La advertencia de S. Juan de la Cruz, grabémosla en nuestro corazón: "Cata [advierte] que no te entremetas en cosas ajenas, ni aun las pases por tu memoria, porque quizá no podrás tú cumplir con tu tarea" (Dichos de luz y amor, nº 60). Y pongamos por obra el consejo de S. Juan de la Cruz para extirpar de una vez la crítica en la comunidad cristiana: "No mirar imperfecciones ajenas, guardar silencio y continuo trato con Dios desarraigarán grandes imperfecciones del alma y la harán señora de grandes virtudes" (Puntos de amor, nº 11); e igualmente prácticos los siguientes consejos del mismo S. Juan:
Hable poco, y en cosas que no es preguntado no se meta (Puntos de amor, nº 140).
Nunca oiga flaquezas ajenas, y si alguna se quejare a ella de otra, podrále decir con humildad no le diga nada (nº 146).
No se queje de nadie, no pregunte cosa alguna, y si le fuere necesario preguntar, sea con pocas palabras (nº 147).
No contradiga; en ninguna manera hable palabras que no vayan limpias (nº 149).

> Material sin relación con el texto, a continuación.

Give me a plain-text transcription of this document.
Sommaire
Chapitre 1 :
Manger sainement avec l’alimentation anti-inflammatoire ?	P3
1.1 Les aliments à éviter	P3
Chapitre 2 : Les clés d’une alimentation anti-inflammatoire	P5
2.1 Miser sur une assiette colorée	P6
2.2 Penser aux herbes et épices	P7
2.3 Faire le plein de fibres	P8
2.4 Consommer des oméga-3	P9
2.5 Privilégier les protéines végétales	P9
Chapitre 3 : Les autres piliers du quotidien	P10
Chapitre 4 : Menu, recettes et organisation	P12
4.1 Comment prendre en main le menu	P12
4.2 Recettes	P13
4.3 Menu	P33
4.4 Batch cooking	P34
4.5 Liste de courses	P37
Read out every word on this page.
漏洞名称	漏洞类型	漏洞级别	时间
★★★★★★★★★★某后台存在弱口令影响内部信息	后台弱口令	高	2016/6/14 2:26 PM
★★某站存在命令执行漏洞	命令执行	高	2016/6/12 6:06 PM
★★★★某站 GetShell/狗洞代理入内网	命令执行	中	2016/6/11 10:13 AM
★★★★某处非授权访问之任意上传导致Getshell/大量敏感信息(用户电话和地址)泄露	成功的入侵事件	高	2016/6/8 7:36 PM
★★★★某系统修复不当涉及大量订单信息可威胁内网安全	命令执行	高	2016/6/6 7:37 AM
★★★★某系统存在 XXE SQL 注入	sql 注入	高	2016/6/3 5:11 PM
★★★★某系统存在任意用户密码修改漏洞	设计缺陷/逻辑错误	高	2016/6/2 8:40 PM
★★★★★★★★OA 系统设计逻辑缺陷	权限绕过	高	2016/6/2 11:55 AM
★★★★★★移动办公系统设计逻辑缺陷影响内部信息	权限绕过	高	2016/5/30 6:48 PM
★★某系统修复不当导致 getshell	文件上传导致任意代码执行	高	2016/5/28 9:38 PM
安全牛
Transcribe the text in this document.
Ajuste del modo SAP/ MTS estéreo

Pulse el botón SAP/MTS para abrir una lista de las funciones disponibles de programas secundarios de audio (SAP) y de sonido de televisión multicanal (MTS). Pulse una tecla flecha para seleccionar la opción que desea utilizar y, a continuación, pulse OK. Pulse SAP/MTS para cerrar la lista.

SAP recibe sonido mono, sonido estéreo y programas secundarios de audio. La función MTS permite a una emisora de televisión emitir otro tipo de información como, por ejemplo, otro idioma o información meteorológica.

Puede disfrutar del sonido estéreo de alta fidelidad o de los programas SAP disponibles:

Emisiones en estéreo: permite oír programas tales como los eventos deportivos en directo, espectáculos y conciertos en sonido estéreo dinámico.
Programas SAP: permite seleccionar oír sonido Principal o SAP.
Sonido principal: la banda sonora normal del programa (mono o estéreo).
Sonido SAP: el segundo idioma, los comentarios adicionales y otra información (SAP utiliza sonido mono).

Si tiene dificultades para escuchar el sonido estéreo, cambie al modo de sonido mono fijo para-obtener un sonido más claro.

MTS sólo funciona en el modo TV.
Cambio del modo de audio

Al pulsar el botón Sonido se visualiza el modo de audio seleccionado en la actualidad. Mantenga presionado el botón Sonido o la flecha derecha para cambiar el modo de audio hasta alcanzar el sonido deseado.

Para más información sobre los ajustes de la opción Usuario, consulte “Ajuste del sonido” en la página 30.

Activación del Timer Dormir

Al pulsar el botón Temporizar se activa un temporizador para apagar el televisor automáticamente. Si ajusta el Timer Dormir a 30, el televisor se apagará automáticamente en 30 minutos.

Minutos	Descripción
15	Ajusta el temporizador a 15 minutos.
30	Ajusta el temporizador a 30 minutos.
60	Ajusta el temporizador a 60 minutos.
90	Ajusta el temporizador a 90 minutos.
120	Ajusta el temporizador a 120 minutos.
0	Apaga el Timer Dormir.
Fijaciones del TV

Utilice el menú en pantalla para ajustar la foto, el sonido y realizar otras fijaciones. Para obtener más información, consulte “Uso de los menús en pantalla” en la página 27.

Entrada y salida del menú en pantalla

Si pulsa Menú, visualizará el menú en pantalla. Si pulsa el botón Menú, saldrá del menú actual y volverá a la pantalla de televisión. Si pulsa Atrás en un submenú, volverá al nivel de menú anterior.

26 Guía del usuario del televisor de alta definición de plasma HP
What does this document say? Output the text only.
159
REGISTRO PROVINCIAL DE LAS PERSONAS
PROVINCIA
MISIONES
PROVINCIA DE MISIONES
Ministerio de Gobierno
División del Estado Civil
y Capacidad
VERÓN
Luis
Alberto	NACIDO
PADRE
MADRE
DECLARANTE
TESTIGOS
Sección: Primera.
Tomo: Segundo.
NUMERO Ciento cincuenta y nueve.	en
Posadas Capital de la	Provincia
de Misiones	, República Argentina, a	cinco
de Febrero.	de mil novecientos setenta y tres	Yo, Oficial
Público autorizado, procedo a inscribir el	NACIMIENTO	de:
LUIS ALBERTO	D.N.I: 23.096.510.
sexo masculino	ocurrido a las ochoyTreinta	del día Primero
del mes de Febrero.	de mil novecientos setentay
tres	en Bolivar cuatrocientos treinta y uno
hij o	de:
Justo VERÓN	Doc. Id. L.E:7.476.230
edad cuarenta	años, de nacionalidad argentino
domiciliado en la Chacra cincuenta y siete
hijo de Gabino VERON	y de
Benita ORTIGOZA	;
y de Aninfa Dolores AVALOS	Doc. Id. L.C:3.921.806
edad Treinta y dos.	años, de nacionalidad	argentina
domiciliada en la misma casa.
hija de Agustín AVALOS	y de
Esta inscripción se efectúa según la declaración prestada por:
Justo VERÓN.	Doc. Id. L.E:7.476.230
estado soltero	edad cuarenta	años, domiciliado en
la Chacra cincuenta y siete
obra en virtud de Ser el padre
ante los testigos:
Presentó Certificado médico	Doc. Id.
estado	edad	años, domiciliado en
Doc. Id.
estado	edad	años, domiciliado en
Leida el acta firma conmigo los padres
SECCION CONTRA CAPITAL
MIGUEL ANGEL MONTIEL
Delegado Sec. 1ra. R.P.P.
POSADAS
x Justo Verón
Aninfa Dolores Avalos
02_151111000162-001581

Lo que hablare sea de manera que no sea nadie ofendido, y que sea en cosas que no le pueda pesar que lo sepan todos (nº 150).
5. Humildad: desempeñar bien el propio oficio
Por último, la humildad es la verdad, la verdad de una existencia entregada. Ser humilde es entregarse, sin orgullo y muy consciente de las propias limitaciones y pecados, pero entregándose. Es decir, la humildad no es ni timidez, ni apocamiento, ni tristeza. La humildad es una entrega dócil, fiel, perseverante y llena de alegría espiritual. Humildad es la verdad de una vida entregada, poniendo los dones, carismas, cualidades, al servicio de la comunidad. Una falsa humildad lleva a enterrar el talento recibido, cuando el Señor nos lo dio para que fructifique y produzca el doble. El temor, la timidez, el apocamiento nos vuelven improductivos. Por otro lado, el orgullo hace que nos inhibamos; bajo pensamientos, que son tentaciones, decimos: "¿Para qué, si todo va a seguir igual?", "¿Por qué tengo que ser yo siempre la que haga esto...?", "¡Que se apañen!".
La humildad que es sincera, se entrega a los demás, y pone los propios talentos al servicio de todos y cada uno de los miembros de la casa, de la parroquia, de la comunidad. Cada cual según las cualidades que Dios ha puesto en su corazón.
Por tanto, humildad auténtica es entregarse a conciencia. Esto se concreta en algo muy elemental: cumplir y entregarse cada una en el oficio que se le haya asignado, o la vocación que Dios ha conferido. A mayor humildad, mayor exigencia de desempeñar el propio oficio fielmente.
¡Que todo contribuya al bien común, a la mutua edificación!